Application in the High Court: An application for approving the draft amalgamation
proposal duly approved by the boards of directors of the individual companies should be
made to the High Court. The High Court would convene a meeting of the shareholders
and creditors to approve the amalgamation proposal. The notice of meeting should be
sent to them at least 21 days in advance.
Shareholders’ and creditors’ meetings: The individual companies should hold separate
meetings of their shareholders and creditors for approving the amalgamation scheme. At
least, 75 per cent of shareholders and creditors in separate meeting, voting in person or by
proxy, must accord their approval to the scheme.
Sanction by the High Court: After the approval of shareholders and creditors, on the
petitions of the companies, the High Court will pass order sanctioning the amalgamation
scheme after it is satisfied that the scheme is fair and reasonable. If it deems so, it can
modify the scheme. The date of the court’s hearing will be published in two newspapers
and also, the Regional Director of the Company Law Board will be intimated.

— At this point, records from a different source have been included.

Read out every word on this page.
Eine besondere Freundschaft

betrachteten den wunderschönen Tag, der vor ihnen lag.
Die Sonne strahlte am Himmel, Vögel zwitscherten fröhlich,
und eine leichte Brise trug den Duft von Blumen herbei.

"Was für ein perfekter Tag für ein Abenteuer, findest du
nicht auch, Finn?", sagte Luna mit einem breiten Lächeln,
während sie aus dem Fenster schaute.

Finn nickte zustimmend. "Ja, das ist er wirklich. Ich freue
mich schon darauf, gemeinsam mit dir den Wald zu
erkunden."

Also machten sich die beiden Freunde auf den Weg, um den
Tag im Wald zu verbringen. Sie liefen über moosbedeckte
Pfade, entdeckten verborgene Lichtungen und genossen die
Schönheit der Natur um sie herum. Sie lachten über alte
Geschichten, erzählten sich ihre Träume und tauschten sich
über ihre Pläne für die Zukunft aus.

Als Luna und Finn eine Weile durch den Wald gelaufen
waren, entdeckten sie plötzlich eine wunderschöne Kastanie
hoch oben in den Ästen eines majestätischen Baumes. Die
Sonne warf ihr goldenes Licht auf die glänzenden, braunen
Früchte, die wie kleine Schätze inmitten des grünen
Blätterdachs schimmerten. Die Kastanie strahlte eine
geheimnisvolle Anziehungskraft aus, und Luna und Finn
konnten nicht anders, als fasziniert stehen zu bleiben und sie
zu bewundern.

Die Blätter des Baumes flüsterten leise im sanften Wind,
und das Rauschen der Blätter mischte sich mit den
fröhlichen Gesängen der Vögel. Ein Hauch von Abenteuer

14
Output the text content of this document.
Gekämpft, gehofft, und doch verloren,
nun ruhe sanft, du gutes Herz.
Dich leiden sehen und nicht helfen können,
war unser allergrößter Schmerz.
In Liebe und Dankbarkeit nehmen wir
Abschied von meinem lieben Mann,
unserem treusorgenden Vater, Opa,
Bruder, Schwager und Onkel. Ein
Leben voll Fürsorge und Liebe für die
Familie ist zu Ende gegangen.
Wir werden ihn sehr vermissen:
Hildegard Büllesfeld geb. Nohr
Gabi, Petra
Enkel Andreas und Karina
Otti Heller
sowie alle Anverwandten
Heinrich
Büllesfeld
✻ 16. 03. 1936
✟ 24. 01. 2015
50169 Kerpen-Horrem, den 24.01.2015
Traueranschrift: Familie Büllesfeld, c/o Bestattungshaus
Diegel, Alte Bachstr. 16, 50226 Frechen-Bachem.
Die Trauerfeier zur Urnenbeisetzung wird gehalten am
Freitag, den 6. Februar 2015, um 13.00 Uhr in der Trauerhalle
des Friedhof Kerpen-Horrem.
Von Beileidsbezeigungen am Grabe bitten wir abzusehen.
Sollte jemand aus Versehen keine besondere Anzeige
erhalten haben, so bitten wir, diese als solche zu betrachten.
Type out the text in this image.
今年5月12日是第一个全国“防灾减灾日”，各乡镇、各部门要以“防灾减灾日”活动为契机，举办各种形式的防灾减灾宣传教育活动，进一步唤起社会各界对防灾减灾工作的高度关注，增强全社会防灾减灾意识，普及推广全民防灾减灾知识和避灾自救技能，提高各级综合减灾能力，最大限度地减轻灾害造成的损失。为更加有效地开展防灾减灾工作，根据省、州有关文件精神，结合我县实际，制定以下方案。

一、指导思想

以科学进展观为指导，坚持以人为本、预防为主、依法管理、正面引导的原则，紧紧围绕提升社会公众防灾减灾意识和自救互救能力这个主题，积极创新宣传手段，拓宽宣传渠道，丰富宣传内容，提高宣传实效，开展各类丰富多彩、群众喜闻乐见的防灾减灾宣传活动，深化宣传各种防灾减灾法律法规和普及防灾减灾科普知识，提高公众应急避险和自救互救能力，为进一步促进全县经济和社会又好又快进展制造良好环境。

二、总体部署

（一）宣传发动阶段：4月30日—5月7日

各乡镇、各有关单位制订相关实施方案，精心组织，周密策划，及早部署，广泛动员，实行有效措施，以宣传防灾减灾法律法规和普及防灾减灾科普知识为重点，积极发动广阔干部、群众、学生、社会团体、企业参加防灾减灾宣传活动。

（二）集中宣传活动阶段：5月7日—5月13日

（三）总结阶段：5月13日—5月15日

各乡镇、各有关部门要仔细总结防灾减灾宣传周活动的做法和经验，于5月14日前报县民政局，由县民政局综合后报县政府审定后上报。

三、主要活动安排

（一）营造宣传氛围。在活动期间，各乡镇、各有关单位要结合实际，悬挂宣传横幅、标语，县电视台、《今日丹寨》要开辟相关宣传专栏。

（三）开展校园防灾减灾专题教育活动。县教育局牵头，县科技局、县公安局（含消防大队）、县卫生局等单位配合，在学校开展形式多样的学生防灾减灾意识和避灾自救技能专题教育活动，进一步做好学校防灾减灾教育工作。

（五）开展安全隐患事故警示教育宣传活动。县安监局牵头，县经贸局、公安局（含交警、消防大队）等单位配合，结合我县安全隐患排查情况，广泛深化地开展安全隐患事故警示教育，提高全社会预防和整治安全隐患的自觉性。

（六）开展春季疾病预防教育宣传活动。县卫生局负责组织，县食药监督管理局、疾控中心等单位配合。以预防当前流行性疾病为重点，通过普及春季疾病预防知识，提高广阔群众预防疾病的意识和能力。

Filling of the Court Order: After the Court order, its certified true copies will be filed
with the Registrar of Companies.
Transfer of assets and liabilities: The assets and liabilities of the acquired company
will be transferred to the acquiring company in accordance with the approved scheme,
with effect from the specified date.
Payment by cash or securities: As per the proposal, the acquiring company will
exchange shares and debentures and/or pay cash for the shares and debentures of the
acquired company. These securities will be listed on the stock exchange.
In the pooling of interests method of accounting, the balance sheet items and the profit
and loss items of the merged firms are combined without recording the effects of merger.
This implies that assets, liabilities and other items of the acquiring and the acquired firms
are simply added at the book values without making any adjustments. Thus, there is no
revaluation of assets or creation of goodwill.